Being “mother-baby” Means Knowing The Most Absolute Chaos

Being "mommy-baby" means knowing the most absolute chaos

Being a mother-baby implies that one becomes a little “crazy”, leaves the rational world, lives in a parallel world and stays away from logical decisions, schedules, obligations, etc. In this sense, a mother-baby needs the support of those who love her to sustain herself at a time when the internal and external world are involved in the most absolute chaos.

At the end of the day, when a woman is a mother-baby she undergoes an unbalanced routine of crying, diapers, feedings and bottles that make her feel in another dimension, not recognizing herself and feeling that, in a certain way, he has missed the train of his own identity.

mother-son-lying

The role of a mommy-baby

Although the chaos is more pronounced during the postpartum, the first age of our children often requires that we look at the world with the eyes of the baby and establish our priorities based on their needs.

Perhaps the expression that best defines how a mother-baby feels is that of “I am like in a cloud . In other words, in these moments you have the feeling of being in a parallel world with other rhythms and in which everything seems to be distorted or blurred between crying, sleepless nights, colic and diapers.

Mother hugging her baby

Emotional support for the mother-baby

In any case, it is essential that each mother allows herself to immerse herself in that dream world that originates from breastfeeding, crying, advice and recommendations, schedules and other characteristic aspects of this stage.

To match these moments of disconnection with “the real world” it is beneficial to look for references that are based on the here and now. An example would be talking to other moms who are in the same stage.

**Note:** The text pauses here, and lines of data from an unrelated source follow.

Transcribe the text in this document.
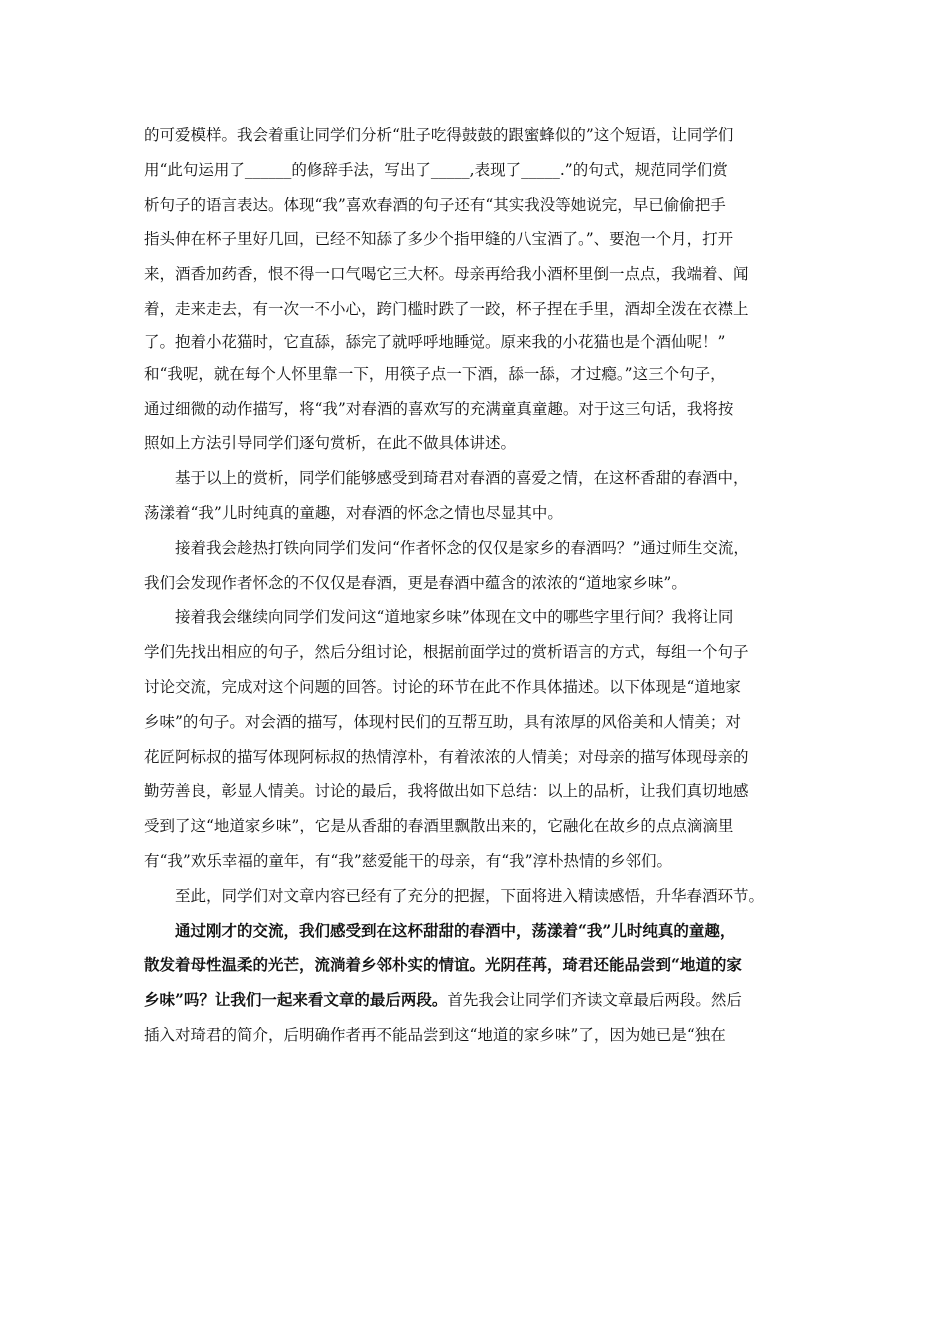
的可爱模样。我会着重让同学们分析“肚子吃得鼓鼓的跟蜜蜂似的”这个短语，让同学们
用“此句运用了______的修辞手法，写出了_____,表现了_____.”的句式，规范同学们赏
析句子的语言表达。体现“我”喜欢春酒的句子还有“其实我没等她说完，早已偷偷把手
指头伸在杯子里好几回，已经不知舔了多少个指甲缝的八宝酒了。”、要泡一个月，打开
来，酒香加药香，恨不得一口气喝它三大杯。母亲再给我小酒杯里倒一点点，我端着、闻
着，走来走去，有一次一不小心，跨门槛时跌了一跤，杯子捏在手里，酒却全泼在衣襟上
了。抱着小花猫时，它直舔，舔完了就呼呼地睡觉。原来我的小花猫也是个酒仙呢！”
和“我呢，就在每个人怀里靠一下，用筷子点一下酒，舔一舔，才过瘾。”这三个句子，
通过细微的动作描写，将“我”对春酒的喜欢写的充满童真童趣。对于这三句话，我将按
照如上方法引导同学们逐句赏析，在此不做具体讲述。
基于以上的赏析，同学们能够感受到琦君对春酒的喜爱之情，在这杯香甜的春酒中，
荡漾着“我”儿时纯真的童趣，对春酒的怀念之情也尽显其中。
接着我会趁热打铁向同学们发问“作者怀念的仅仅是家乡的春酒吗？”通过师生交流，
我们会发现作者怀念的不仅仅是春酒，更是春酒中蕴含的浓浓的“道地家乡味”。
接着我会继续向同学们发问这“道地家乡味”体现在文中的哪些字里行间？我将让同
学们先找出相应的句子，然后分组讨论，根据前面学过的赏析语言的方式，每组一个句子
讨论交流，完成对这个问题的回答。讨论的环节在此不作具体描述。以下体现是“道地家
乡味”的句子。对会酒的描写，体现村民们的互帮互助，具有浓厚的风俗美和人情美；对
花匠阿标叔的描写体现阿标叔的热情淳朴，有着浓浓的人情美；对母亲的描写体现母亲的
勤劳善良，彰显人情美。讨论的最后，我将做出如下总结：以上的品析，让我们真切地感
受到了这“地道家乡味”，它是从香甜的春酒里飘散出来的，它融化在故乡的点点滴滴里
有“我”欢乐幸福的童年，有“我”慈爱能干的母亲，有“我”淳朴热情的乡邻们。
至此，同学们对文章内容已经有了充分的把握，下面将进入精读感悟，升华春酒环节。
通过刚才的交流，我们感受到在这杯甜甜的春酒中，荡漾着“我”儿时纯真的童趣，
散发着母性温柔的光芒，流淌着乡邻朴实的情谊。光阴荏苒，琦君还能品尝到“地道的家
乡味”吗？让我们一起来看文章的最后两段。首先我会让同学们齐读文章最后两段。然后
插入对琦君的简介，后明确作者再不能品尝到这“地道的家乡味”了，因为她已是“独在
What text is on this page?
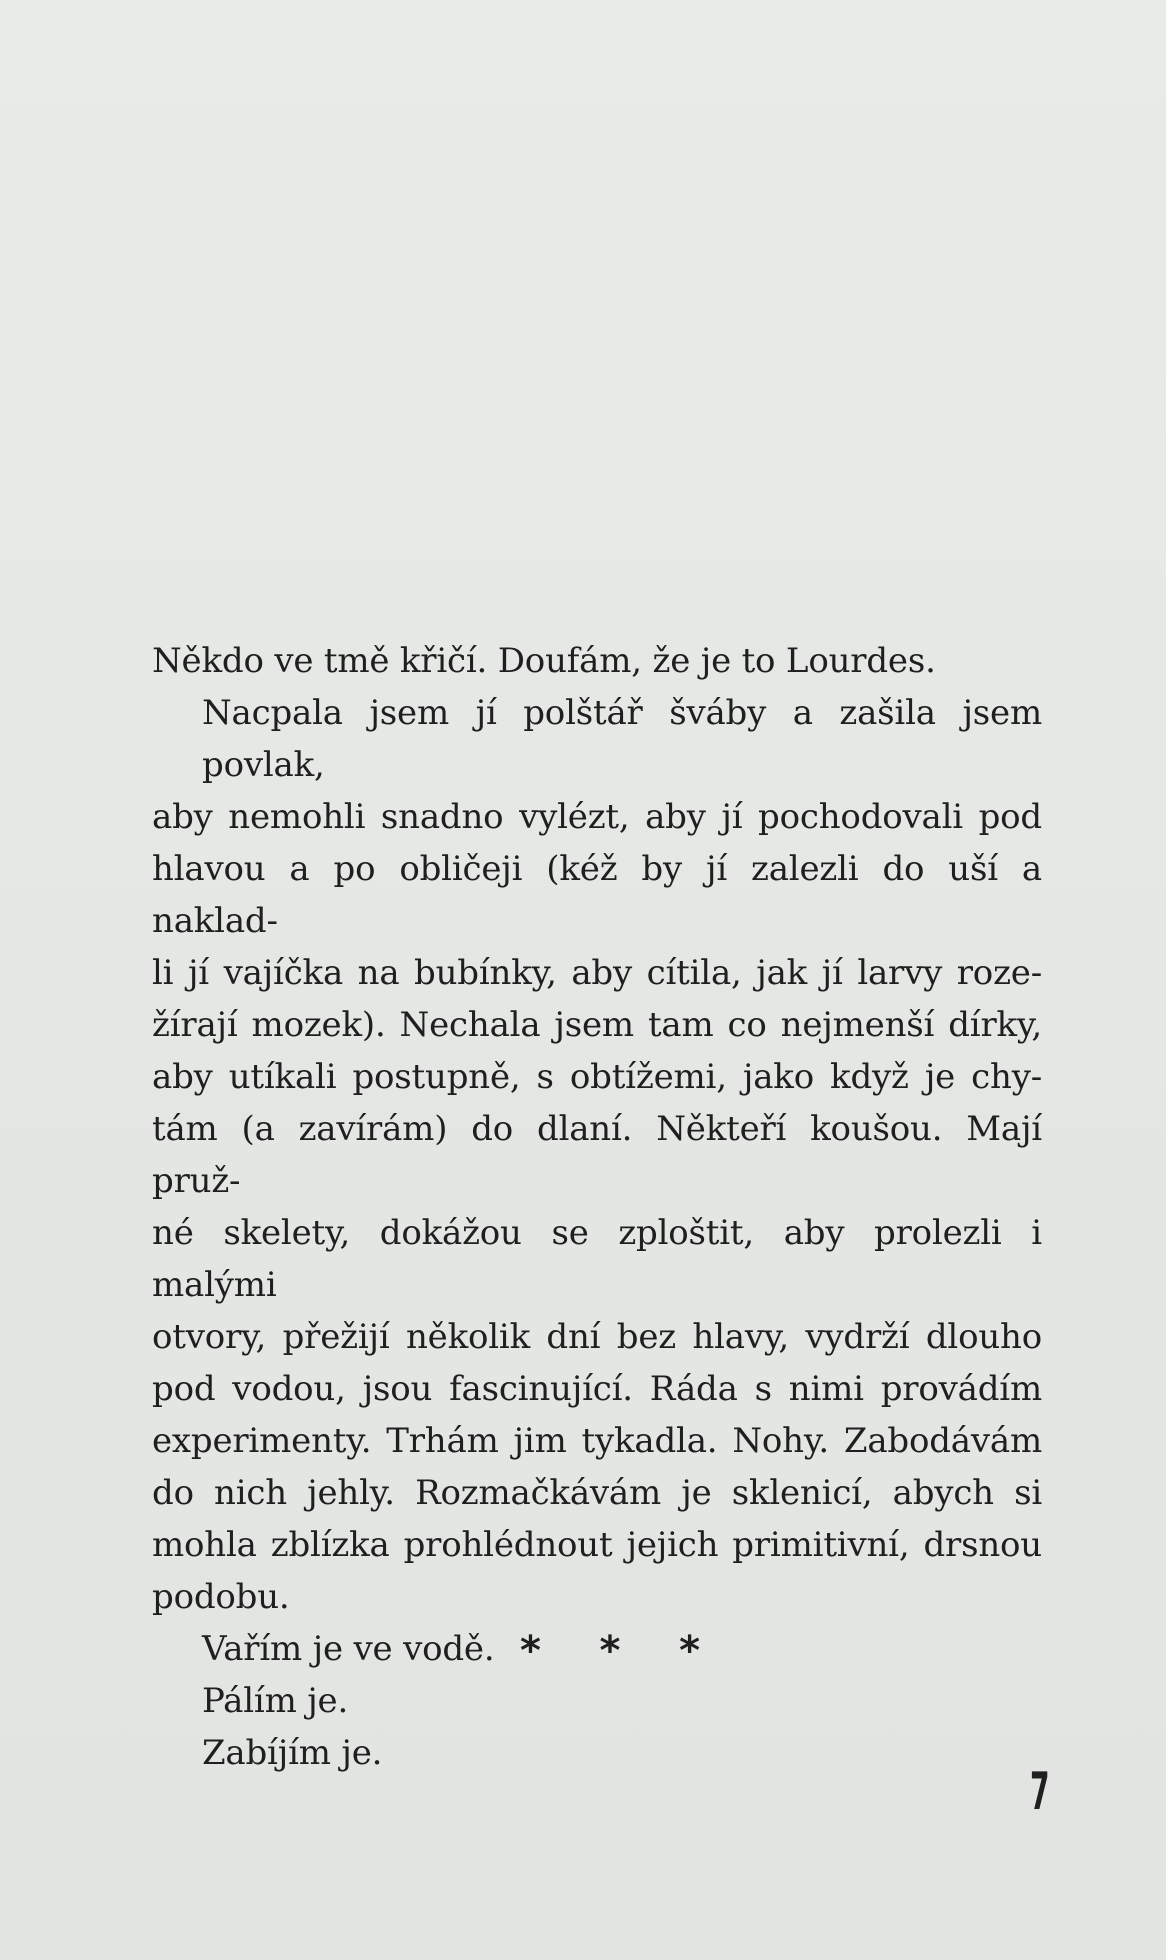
Někdo ve tmě křičí. Doufám, že je to Lourdes.
Nacpala jsem jí polštář šváby a zašila jsem povlak,
aby nemohli snadno vylézt, aby jí pochodovali pod
hlavou a po obličeji (kéž by jí zalezli do uší a naklad-
li jí vajíčka na bubínky, aby cítila, jak jí larvy roze-
žírají mozek). Nechala jsem tam co nejmenší dírky,
aby utíkali postupně, s obtížemi, jako když je chy-
tám (a zavírám) do dlaní. Někteří koušou. Mají pruž-
né skelety, dokážou se zploštit, aby prolezli i malými
otvory, přežijí několik dní bez hlavy, vydrží dlouho
pod vodou, jsou fascinující. Ráda s nimi provádím
experimenty. Trhám jim tykadla. Nohy. Zabodávám
do nich jehly. Rozmačkávám je sklenicí, abych si
mohla zblízka prohlédnout jejich primitivní, drsnou
podobu.
Vařím je ve vodě.
Pálím je.
Zabíjím je.
* * *
7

In this way we can normalize situations, sensations, experiences and thoughts, because we will realize that they are similar and that will strengthen us. That is to say, creating an environment in which what happens to us not only turns out to be shared, but is also recreated and tinged with positive.

Hand of a mother with her baby

In other words, although chaos at this stage is a negative element, the fact of sharing it and feeling accompanied in our transit encourages us to positively accept our identity as a mother-baby with the chaos that it entails.

It is normal to feel upset and plunge into madness, because the amount of contradictory suggestions, advice and experiences disorients us and leads us to despair in the search for the right way to do or be a mother-baby.

Breastfeeding a baby is a great act of love

Function like mommy-baby

Functioning as a mother-baby means oscillating between the connection with our adult aspect and our baby aspect. This, of course, is in a way what guides us to know “what is right” and “what is wrong.”

The advice we receive does not matter, because only those that are closely related to the emotional history of each mother-baby will be useful and fruitful. This will make us realize that the only person who knows what is good for us is ourselves, what happens is that a mother-baby does not know that she knows everything she knows.

Understanding that each mother-baby dyad has a time and a rhythm will be the best clue so that, when the time comes, we can regain that normality that we so fear we have lost.